Like reverse sexism, this belittling of men seems to be 100% acceptable. It's used as the tie that binds in building female relationships, commiserating over the miserableness of the male species. I understand it can be hard to make friends when meeting people for the first time, but making your husband the butt of jokes is not the way to endear yourself to me. It's not just insulting to your husband but to me as well, a single woman who would love to have a spouse to promise to honor and respect. It's like waving a steak in front of a starving person and proclaiming it tastes like garbage and tossing it to the floor.
My concern is not just directed to the married women I know how are guilty of husband bashing; male bashing seems to be prevalent everywhere. Even at my job, it's OK to infer my male co-workers are less organized, sloppy and stupider than the rest of us.
On TV, the husband as head of the household has disappeared. The dad is the blithering simpleton who the kid's barely tolerate and the wife makes excuses for. He is the punch line.

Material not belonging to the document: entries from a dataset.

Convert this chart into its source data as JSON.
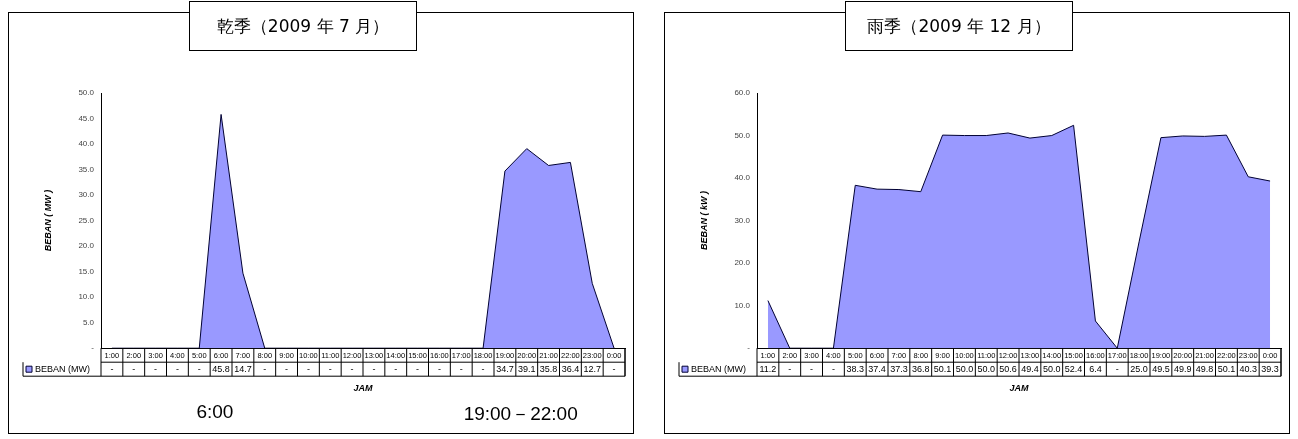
{
  "chart_data": [
    {
      "type": "area",
      "title": "乾季（2009 年 7 月）",
      "xlabel": "JAM",
      "ylabel": "BEBAN ( MW )",
      "categories": [
        "1:00",
        "2:00",
        "3:00",
        "4:00",
        "5:00",
        "6:00",
        "7:00",
        "8:00",
        "9:00",
        "10:00",
        "11:00",
        "12:00",
        "13:00",
        "14:00",
        "15:00",
        "16:00",
        "17:00",
        "18:00",
        "19:00",
        "20:00",
        "21:00",
        "22:00",
        "23:00",
        "0:00"
      ],
      "series": [
        {
          "name": "BEBAN (MW)",
          "color": "#9999ff",
          "values": [
            0,
            0,
            0,
            0,
            0,
            45.8,
            14.7,
            0,
            0,
            0,
            0,
            0,
            0,
            0,
            0,
            0,
            0,
            0,
            34.7,
            39.1,
            35.8,
            36.4,
            12.7,
            0
          ],
          "value_labels": [
            "-",
            "-",
            "-",
            "-",
            "-",
            "45.8",
            "14.7",
            "-",
            "-",
            "-",
            "-",
            "-",
            "-",
            "-",
            "-",
            "-",
            "-",
            "-",
            "34.7",
            "39.1",
            "35.8",
            "36.4",
            "12.7",
            "-"
          ]
        }
      ],
      "ylim": [
        0,
        50
      ],
      "yticks": [
        {
          "value": 0,
          "label": "-"
        },
        {
          "value": 5,
          "label": "5.0"
        },
        {
          "value": 10,
          "label": "10.0"
        },
        {
          "value": 15,
          "label": "15.0"
        },
        {
          "value": 20,
          "label": "20.0"
        },
        {
          "value": 25,
          "label": "25.0"
        },
        {
          "value": 30,
          "label": "30.0"
        },
        {
          "value": 35,
          "label": "35.0"
        },
        {
          "value": 40,
          "label": "40.0"
        },
        {
          "value": 45,
          "label": "45.0"
        },
        {
          "value": 50,
          "label": "50.0"
        }
      ],
      "grid": false,
      "legend": "bottom left",
      "marker": "none",
      "annotations": [
        "6:00",
        "19:00－22:00"
      ]
    },
    {
      "type": "area",
      "title": "雨季（2009 年 12 月）",
      "xlabel": "JAM",
      "ylabel": "BEBAN ( kW )",
      "categories": [
        "1:00",
        "2:00",
        "3:00",
        "4:00",
        "5:00",
        "6:00",
        "7:00",
        "8:00",
        "9:00",
        "10:00",
        "11:00",
        "12:00",
        "13:00",
        "14:00",
        "15:00",
        "16:00",
        "17:00",
        "18:00",
        "19:00",
        "20:00",
        "21:00",
        "22:00",
        "23:00",
        "0:00"
      ],
      "series": [
        {
          "name": "BEBAN (MW)",
          "color": "#9999ff",
          "values": [
            11.2,
            0,
            0,
            0,
            38.3,
            37.4,
            37.3,
            36.8,
            50.1,
            50.0,
            50.0,
            50.6,
            49.4,
            50.0,
            52.4,
            6.4,
            0,
            25.0,
            49.5,
            49.9,
            49.8,
            50.1,
            40.3,
            39.3
          ],
          "value_labels": [
            "11.2",
            "-",
            "-",
            "-",
            "38.3",
            "37.4",
            "37.3",
            "36.8",
            "50.1",
            "50.0",
            "50.0",
            "50.6",
            "49.4",
            "50.0",
            "52.4",
            "6.4",
            "-",
            "25.0",
            "49.5",
            "49.9",
            "49.8",
            "50.1",
            "40.3",
            "39.3"
          ]
        }
      ],
      "ylim": [
        0,
        60
      ],
      "yticks": [
        {
          "value": 0,
          "label": "-"
        },
        {
          "value": 10,
          "label": "10.0"
        },
        {
          "value": 20,
          "label": "20.0"
        },
        {
          "value": 30,
          "label": "30.0"
        },
        {
          "value": 40,
          "label": "40.0"
        },
        {
          "value": 50,
          "label": "50.0"
        },
        {
          "value": 60,
          "label": "60.0"
        }
      ],
      "grid": false,
      "legend": "bottom left",
      "marker": "none"
    }
  ]
}
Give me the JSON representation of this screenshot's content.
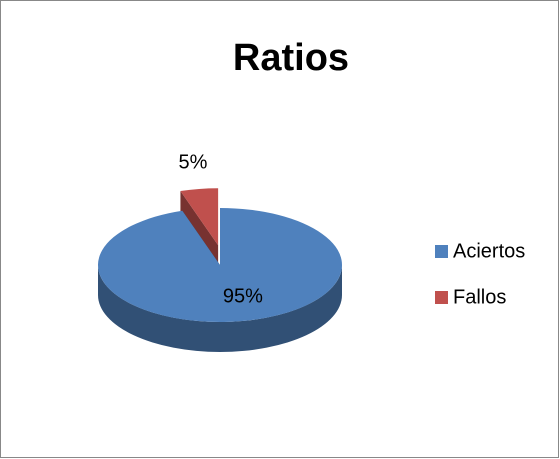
{
  "chart_data": {
    "type": "pie",
    "title": "Ratios",
    "categories": [
      "Aciertos",
      "Fallos"
    ],
    "values": [
      95,
      5
    ],
    "value_labels": [
      "95%",
      "5%"
    ],
    "colors": [
      "#4f81bd",
      "#c0504d"
    ],
    "legend": "right"
  }
}
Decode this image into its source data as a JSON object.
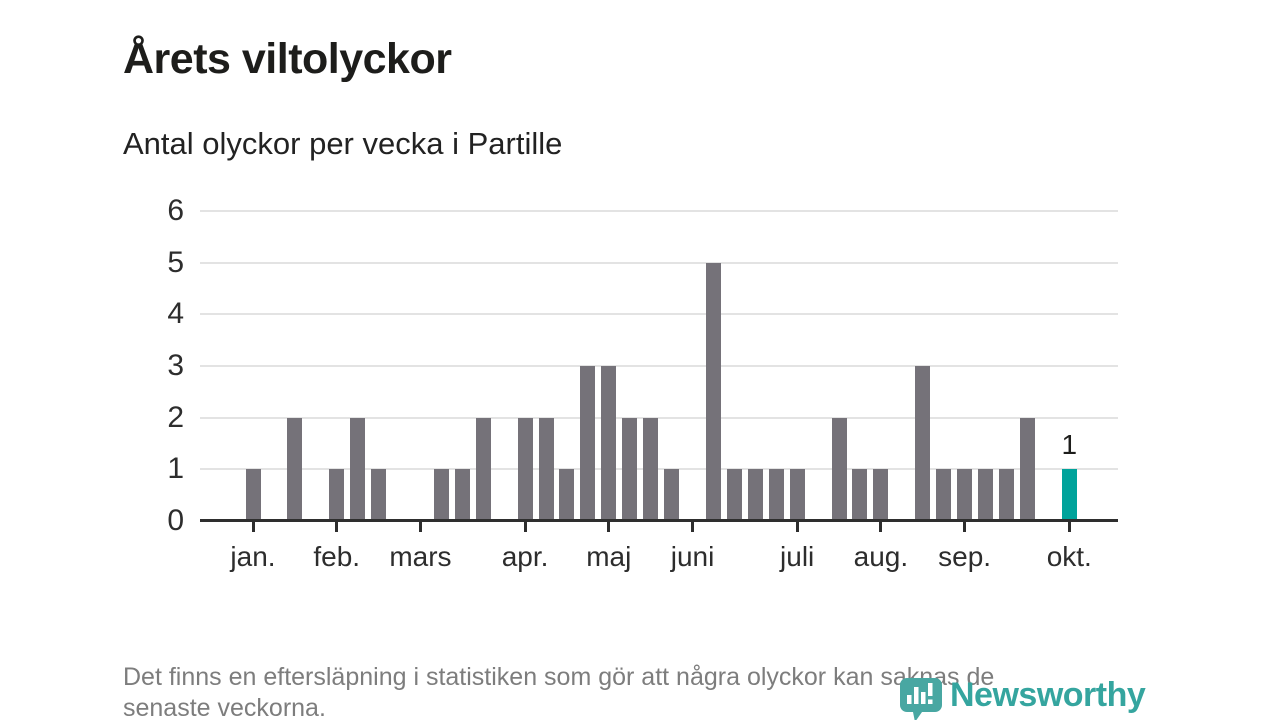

I've heard women make the most disparaging comments about their husbands/boyfriends/fathers/sons, you name it, all within earshot of the person being targeted. Never would I dream of speaking to a stranger in such a derogatory manner much less someone I loved.
You're ruining it for the rest of us! No wonder men are in no rush to get married. It's even worse the older you get trying to find a single man who isn't gun shy and jaded from years of relationships full of verbal and emotional abuse.
If I have to go on one more date with some poor morose man who thinks my genuine interest in his hobbies is me being patronizing I think I'll scream. St. Teresa of Avila is quoted as saying "God, deliver me from sullen saints". I beg you, Lord, deliver me from sullen dates.
At age 36, the majority of men I have encountered are divorced and/or nursing savage and gaping wounds from years of being shredded apart by the women in their lives. They are cynical and weary and compliments fall on their ears with suspicion while they try to decipher if I was being genuine or sarcastic. It's exhausting!